The problems happened mainly in busy built up areas, generally not rural or sparsely populated areas. It also generally happened during the day, not at night. I’m not a mobile phone network engineer but I’m a pretty techy person (alright, I’m a geek) and over the last few years I’ve gained quite a lot of knowledge and experience of networks and communications infrastructure. To me the cause of the problem was pretty obvious – not enough capacity – but trying to get someone at Orange to admit that their network wasn’t able to cope with demand was a seemingly impossible task.
But it wasn’t impossible because, with the help of a couple of nice men from Orange’s off-shore call centre in India, I managed to get a call escalated to Orange’s networks department and on Saturday a very helpful man from Orange called me, discussed my problems and agreed that it was lack of capacity on the network and that it couldn’t be fixed. He agreed that the iPhone was the trigger that has brought the network to its knees just as it has done with O2 and said that it may get better when they start merging their network with T-Mobile in a year’s time but they just don’t know at the moment.

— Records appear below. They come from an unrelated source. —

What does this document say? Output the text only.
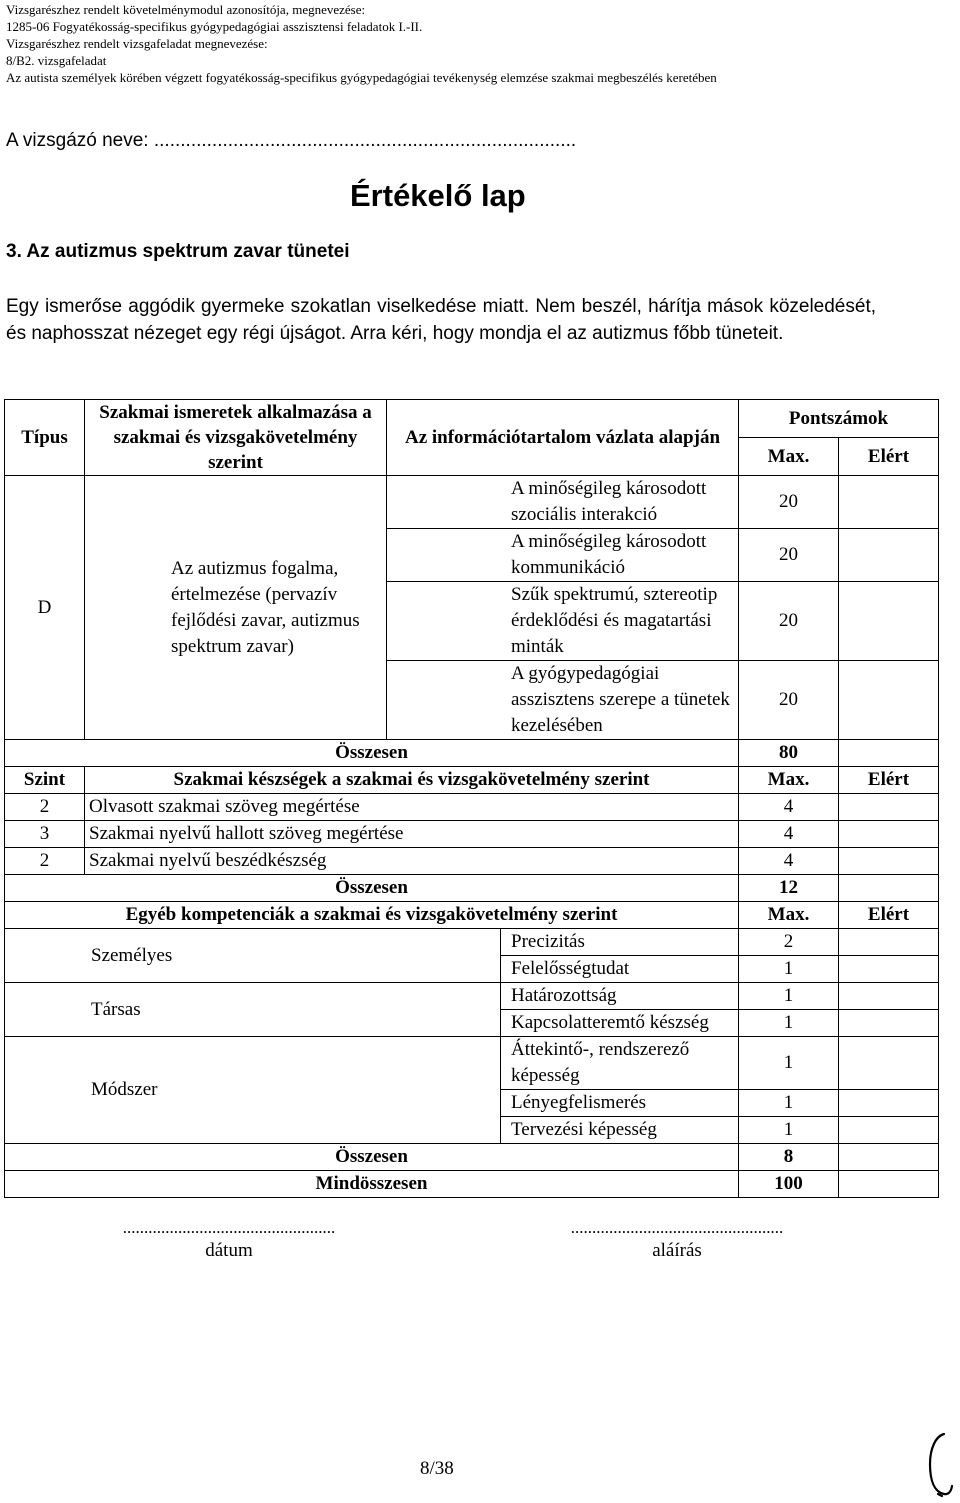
Vizsgarészhez rendelt követelménymodul azonosítója, megnevezése:
1285-06 Fogyatékosság-specifikus gyógypedagógiai asszisztensi feladatok I.-II.
Vizsgarészhez rendelt vizsgafeladat megnevezése:
8/B2. vizsgafeladat
Az autista személyek körében végzett fogyatékosság-specifikus gyógypedagógiai tevékenység elemzése szakmai megbeszélés keretében
A vizsgázó neve: ................................................................................
Értékelő lap
3. Az autizmus spektrum zavar tünetei
Egy ismerőse aggódik gyermeke szokatlan viselkedése miatt. Nem beszél, hárítja mások közeledését, és naphosszat nézeget egy régi újságot. Arra kéri, hogy mondja el az autizmus főbb tüneteit.
Típus	Szakmai ismeretek alkalmazása a szakmai és vizsgakövetelmény szerint	Az információtartalom vázlata alapján		Pontszámok	
				Max.	Elért
D	Az autizmus fogalma, értelmezése (pervazív fejlődési zavar, autizmus spektrum zavar)	A minőségileg károsodott szociális interakció		20	
		A minőségileg károsodott kommunikáció		20	
		Szűk spektrumú, sztereotip érdeklődési és magatartási minták		20	
		A gyógypedagógiai asszisztens szerepe a tünetek kezelésében		20	
Összesen				80	
Szint	Szakmai készségek a szakmai és vizsgakövetelmény szerint			Max.	Elért
2	Olvasott szakmai szöveg megértése			4	
3	Szakmai nyelvű hallott szöveg megértése			4	
2	Szakmai nyelvű beszédkészség			4	
Összesen				12	
Egyéb kompetenciák a szakmai és vizsgakövetelmény szerint				Max.	Elért
Személyes			Precizitás	2	
			Felelősségtudat	1	
Társas			Határozottság	1	
			Kapcsolatteremtő készség	1	
Módszer			Áttekintő-, rendszerező képesség	1	
			Lényegfelismerés	1	
			Tervezési képesség	1	
Összesen				8	
Mindösszesen				100	
..................................................
dátum
..................................................
aláírás
8/38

It was a refreshingly honest admission from Orange and they agreed to end my contract immediately, allowing me to change providers. Co-incidentally, there was an announcement on our company intranet today that Orange have come clean to my employer about their network problems and staff are even being offered second phones on a different network by the company where problems are particularly bad. It may just be a co-incidence but could my call on Saturday have been the trigger for an open admission by Orange that their network is basically buggered?